For more information about forced blood draws and additional case law on this topic, please contact NTLC Senior Attorney Marcia Cunningham at (703) 519-1641.
Arresting Developments
Rock Island, IL Master Sgt. Stanley Talbot, 50, was dragged to his death by an unidentified motorist during a routine “roadside safety check.” Talbot, a 26-year veteran of the Illinois State Police, apparently engaged in a short conversation with the driver, who then decided for unknown reasons to leave the scene. Talbot somehow became attached to the car and was dragged for four and one-half blocks. Other officers present chased after the car, with negative results. The investigation is continuing.

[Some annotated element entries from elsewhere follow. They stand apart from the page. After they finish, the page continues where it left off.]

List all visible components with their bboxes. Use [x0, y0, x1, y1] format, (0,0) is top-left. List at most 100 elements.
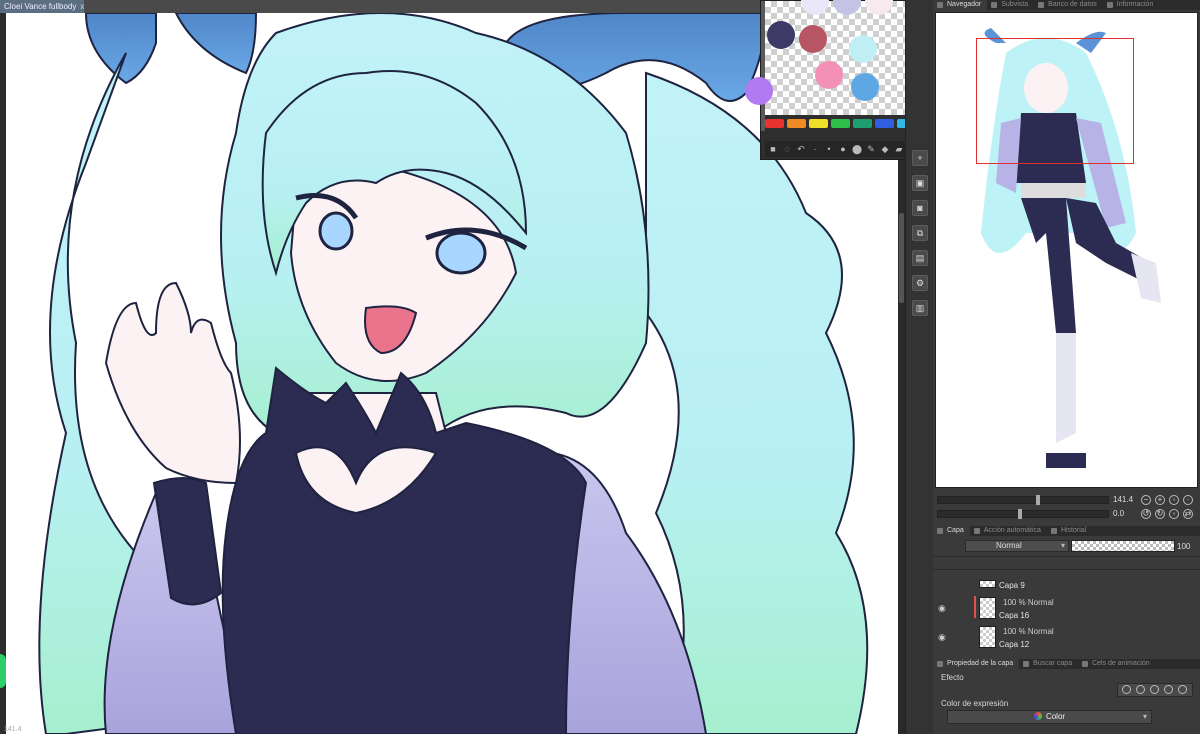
panel-icon[interactable]: ▥ — [912, 300, 928, 316]
tab-subview[interactable]: Subvista — [987, 0, 1034, 10]
layer-row[interactable]: ◉ 100 % Normal Capa 16 — [933, 594, 1200, 622]
copy-icon[interactable]: ⧉ — [912, 225, 928, 241]
rotation-slider[interactable] — [937, 509, 1109, 519]
colorbar-swatch[interactable] — [831, 119, 850, 128]
tab-info[interactable]: Información — [1103, 0, 1160, 10]
layer-property-panel: Propiedad de la capa Buscar capa Cels de… — [933, 657, 1200, 734]
tab-auto-action[interactable]: Acción automática — [970, 526, 1047, 536]
color-swatch[interactable] — [801, 0, 829, 15]
hand — [104, 281, 241, 485]
color-swatch[interactable] — [851, 73, 879, 101]
color-swatch[interactable] — [767, 21, 795, 49]
more-effects-icon[interactable] — [1178, 685, 1187, 694]
left-eye — [318, 211, 354, 251]
scrollbar-thumb[interactable] — [899, 213, 904, 303]
lasso-icon[interactable]: ◌ — [782, 144, 792, 154]
tab-search-layer[interactable]: Buscar capa — [1019, 659, 1078, 669]
layer-thumbnail — [979, 580, 996, 588]
eye-icon[interactable]: ◉ — [938, 632, 946, 643]
navigator-preview[interactable] — [935, 12, 1198, 488]
tone-effect-icon[interactable] — [1150, 685, 1159, 694]
tab-history[interactable]: Historial — [1047, 526, 1092, 536]
layer-mode: 100 % Normal — [1003, 598, 1054, 607]
camera-icon[interactable]: ◙ — [912, 200, 928, 216]
flip-icon[interactable]: ⇄ — [1183, 509, 1193, 519]
color-swatch[interactable] — [849, 35, 877, 63]
status-bar: 141.4 — [0, 726, 200, 734]
navigator-controls: 141.4 − + ◦ · 0.0 ↺ ↻ ◦ ⇄ — [933, 490, 1200, 524]
colorbar-swatch[interactable] — [765, 119, 784, 128]
panel-tool-strip: + ▣ ◙ ⧉ ▤ ⚙ ▥ — [905, 0, 933, 734]
tab-layer[interactable]: Capa — [933, 526, 970, 536]
eraser-icon[interactable]: ▰ — [894, 144, 904, 154]
tab-layer-property[interactable]: Propiedad de la capa — [933, 659, 1020, 669]
fill-icon[interactable]: ◆ — [880, 144, 890, 154]
rotate-left-icon[interactable]: ↺ — [1141, 509, 1151, 519]
zoom-out-icon[interactable]: − — [1141, 495, 1151, 505]
layer-row[interactable]: Capa 9 — [933, 578, 1200, 594]
expression-color-value: Color — [1045, 712, 1066, 721]
rotate-right-icon[interactable]: ↻ — [1155, 509, 1165, 519]
tab-navigator[interactable]: Navegador — [933, 0, 988, 10]
watercolor-effect-icon[interactable] — [1136, 685, 1145, 694]
merge-icon[interactable]: ▤ — [912, 250, 928, 266]
expression-color-select[interactable]: Color — [947, 710, 1152, 724]
right-panels: Navegador Subvista Banco de datos Inform… — [933, 0, 1200, 734]
blend-mode-select[interactable]: Normal — [965, 540, 1069, 552]
reset-zoom-icon[interactable]: · — [1183, 495, 1193, 505]
document-tab-title: Cloei Vance fullbody — [4, 2, 77, 11]
tab-animation-cels[interactable]: Cels de animación — [1078, 659, 1156, 669]
expression-color-label: Color de expresión — [941, 699, 1009, 708]
pen-icon[interactable]: ✎ — [866, 144, 876, 154]
layer-name: Capa 12 — [999, 640, 1030, 649]
document-tab[interactable]: Cloei Vance fullbody x — [0, 0, 84, 13]
select-icon[interactable]: ■ — [768, 144, 778, 154]
colorbar-swatch[interactable] — [853, 119, 872, 128]
fit-icon[interactable]: ◦ — [1169, 495, 1179, 505]
colorbar-swatch[interactable] — [787, 119, 806, 128]
right-eye — [435, 231, 487, 275]
color-swatch[interactable] — [745, 77, 773, 105]
left-horn-2 — [174, 13, 258, 75]
layer-name: Capa 16 — [999, 611, 1030, 620]
undo-icon[interactable]: ↶ — [796, 144, 806, 154]
eye-icon[interactable]: ◉ — [938, 603, 946, 614]
settings-icon[interactable]: ⚙ — [912, 275, 928, 291]
brush-small-icon[interactable]: • — [824, 144, 834, 154]
new-layer-icon[interactable]: + — [912, 150, 928, 166]
tab-material[interactable]: Banco de datos — [1034, 0, 1103, 10]
dot-icon[interactable]: · — [810, 144, 820, 154]
reset-rotation-icon[interactable]: ◦ — [1169, 509, 1179, 519]
zoom-in-icon[interactable]: + — [1155, 495, 1165, 505]
layer-color-mark — [974, 596, 976, 618]
layer-thumbnail — [979, 626, 996, 648]
property-tabs: Propiedad de la capa Buscar capa Cels de… — [933, 659, 1200, 669]
zoom-slider-knob[interactable] — [1036, 495, 1040, 505]
opacity-value[interactable]: 100 — [1177, 542, 1190, 551]
border-effect-icon[interactable] — [1122, 685, 1131, 694]
color-swatch[interactable] — [865, 0, 893, 15]
color-swatch[interactable] — [799, 25, 827, 53]
colorbar-swatch[interactable] — [809, 119, 828, 128]
navigator-tabs: Navegador Subvista Banco de datos Inform… — [933, 0, 1200, 10]
layer-name: Capa 9 — [999, 581, 1025, 590]
effect-buttons — [1117, 683, 1193, 697]
navigator-view-frame[interactable] — [976, 38, 1134, 164]
colorbar-swatch[interactable] — [875, 119, 894, 128]
layer-row[interactable]: ◉ 100 % Normal Capa 12 — [933, 623, 1200, 651]
layer-panel: Capa Acción automática Historial Normal … — [933, 524, 1200, 654]
color-wheel-icon — [1033, 712, 1042, 720]
zoom-slider[interactable] — [937, 495, 1109, 505]
opacity-slider[interactable] — [1071, 540, 1175, 552]
status-zoom: 141.4 — [4, 726, 22, 733]
layer-add-icon[interactable]: ▣ — [912, 175, 928, 191]
layer-toolbar — [933, 556, 1200, 570]
brush-large-icon[interactable]: ⬤ — [852, 144, 862, 154]
rotation-slider-knob[interactable] — [1018, 509, 1022, 519]
close-icon[interactable]: x — [80, 2, 84, 11]
layer-color-effect-icon[interactable] — [1164, 685, 1173, 694]
brush-medium-icon[interactable]: ● — [838, 144, 848, 154]
color-swatch[interactable] — [833, 0, 861, 15]
clip-studio-window: Cloei Vance fullbody x 141.4 ■ ◌ ↶ · • ●… — [0, 0, 1200, 734]
color-swatch[interactable] — [815, 61, 843, 89]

Sterling, CO Two 12-year-old girls were killed in a 100-mph “joyride” on U.S. 6 about 10 miles west of Sterling, in northeastern Colorado. Investigators said they are awaiting the results of forensic evidence before they can determine which of the two girls was the driver of the 1994 Ford Taurus when it went out of control, resulting in a series of “cartwheel” flips. Neither girl was wearing a seatbelt. Both were pronounced dead at the scene.
Greenville, SC A man who sells urine sample kits via the Internet has been charged with violating a state law that forbids such sales for the purpose of defeating drug tests. The man’s Web site proclaims to provide “[a] ‘clean’ urine sample, at proper body temperature, on demand even if directly observed.” Each kit costs $69 plus shipping, and provides “everything you need for 2 urine testing procedures.”